On 21 October 2022, ENACT organised a side event during the 11th Session of the Conference of the Parties to the UN Convention against Transnational Organized Crime (UNTOC). The UNTOC is the main international instrument in the fight against transnational crime. With the need to foster international cooperation identified as a requisite to effectively tackle this problem, the GIFP and its trans-regional approach fits into the wider UNTOC framework. During this event, panellists examined the extent to which the Convention is used in Africa and assessed its impact on criminal markets and state resilience to organised crime.

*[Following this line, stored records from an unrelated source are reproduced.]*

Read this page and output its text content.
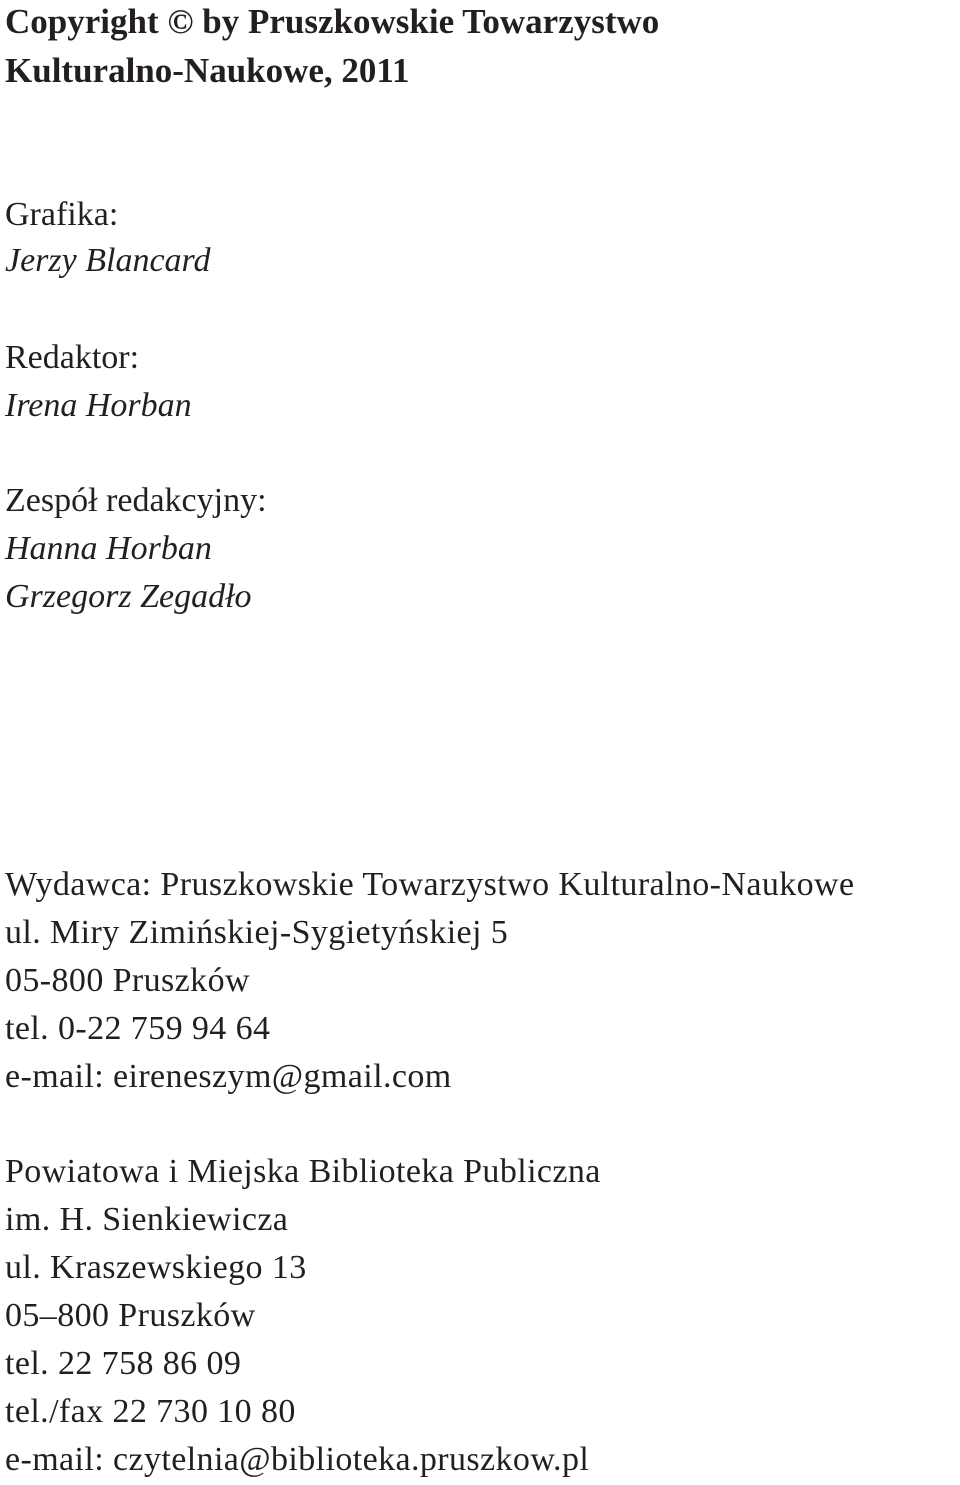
Copyright © by Pruszkowskie Towarzystwo
Kulturalno-Naukowe, 2011
Grafika:
Jerzy Blancard
Redaktor:
Irena Horban
Zespół redakcyjny:
Hanna Horban
Grzegorz Zegadło
Wydawca: Pruszkowskie Towarzystwo Kulturalno-Naukowe
ul. Miry Zimińskiej-Sygietyńskiej 5
05-800 Pruszków
tel. 0-22 759 94 64
e-mail: eireneszym@gmail.com
Powiatowa i Miejska Biblioteka Publiczna
im. H. Sienkiewicza
ul. Kraszewskiego 13
05–800 Pruszków
tel. 22 758 86 09
tel./fax 22 730 10 80
e-mail: czytelnia@biblioteka.pruszkow.pl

Natalie Pauwels, Head of the Stability and Peace – Global and Transregional Threats Unit at the European Commission, opened the session by presenting the Africa Organised Crime Index, a multi-dimensional tool that evaluates criminality and resilience in African countries and presents the overarching criminal architecture of the continent.
Darren Brookbanks, analyst at GI-TOC, introduced the research which drew on the index and examined countries’ implementation of the (UNTOC). Somalia and South Sudan, two countries which have not ratified the Convention score high on criminality and low on resilience. Other countries, like Ghana, have ratified the UNTOC and are seeing an increase in their resilience. However, initial trends need to be studied more closely to arrive to more comprehensive conclusions. The wide-spread ratification of the UNTOC in the continent demonstrates political will to address organised crime. While there are also efforts to increase international cooperation, efforts are hampered by a lack of reported data, the slow rate of case finalisation, and concerns regarding human rights.
Olwethu Majola, researcher at the University of Cape Town, focused on the challenges in analysing the UNTOC’s effect due to a lack of data. While largely ratified, it is unclear how widely the UNTOC is being implemented. The data is inconclusive and currently does not show a link between ratification and a decrease in criminality, and, in fact, criminal markets are increasing across Africa. Ms. Majola stated that the UNTOC is not being sufficiently used, due to a lack of local ownership, accountability, and buy-in. Creating a Central Repository, which the UNTOC Review Mechanism Thematic Clusters and the Organised Crime Index could feed into, would assist in establishing a methodology to assess the UNTOC’s impact. Variables could include: domestic, regional and international legislation and agreements; outcomes of requests for mutual legal assistance and extraditions; investigations and prosecutions; international cooperation networks and frameworks; capacity building and training activities by development partners; criminal markets and state resilience data from the Africa Organised Crime Index; and case studies of criminal markets, countries and issues/concerns.
Finally, Martin Ewi, ENACT Regional Organised Crime Coordinator, stressed the importance of examining both negative and positive aspects, of the political will behind the Convention, and the protocols on firearms, migrant smuggling, and trafficking in human beings. When examining the extent to which Africa is implementing the UNTOC, Mr. Ewi approached it from the national, regional, and continental levels.
The UNTOC has been ratified by the majority of countries, demonstrating broad political will; however, few have ratified the three additional protocols, and many countries still need to develop comprehensive national plans to tackle these crimes. Indeed, many countries have not adopted legislation criminalising the participation in organised crime groups (OCGs), despite this being Article 5 of the UNTOC. Much has been done against money laundering, with 90 percent of countries having anti-money laundering legislation. However, these laws are less effective when not linked to Article 5. While there has been a good amount of legislation on criminalising corruption in line with Article 8, implementation remains weak.
At the regional level, Mr. Ewi remarked that the overall situation is discouraging, with African regional organisations not taking TOC seriously and efforts not being equal across regions. Most have frameworks to address small arms and light weapons (SALW), but not wider frameworks to address TOC as a whole. At the continental level, the African Union (AU) has an ad-hoc approach to the thematic areas of the UNTOC. Border control is adequately addressed, and there are various important frameworks such as the Bamako Declaration on Trafficking in SALW, the AU campaign on ‘silencing the guns’, and action plans to target human trafficking.
There is thus a need for further capacity building to understand and implement the UNTOC, including the additional protocols, in order to bolster knowledge-driven engagement from policymakers and stakeholders. Therefore, resources and information, such as studies and seminars carried out by ENACT, should be widely distributed and accessible to contribute to the development of national, regional and continental capacities to respond to transnational organised crime.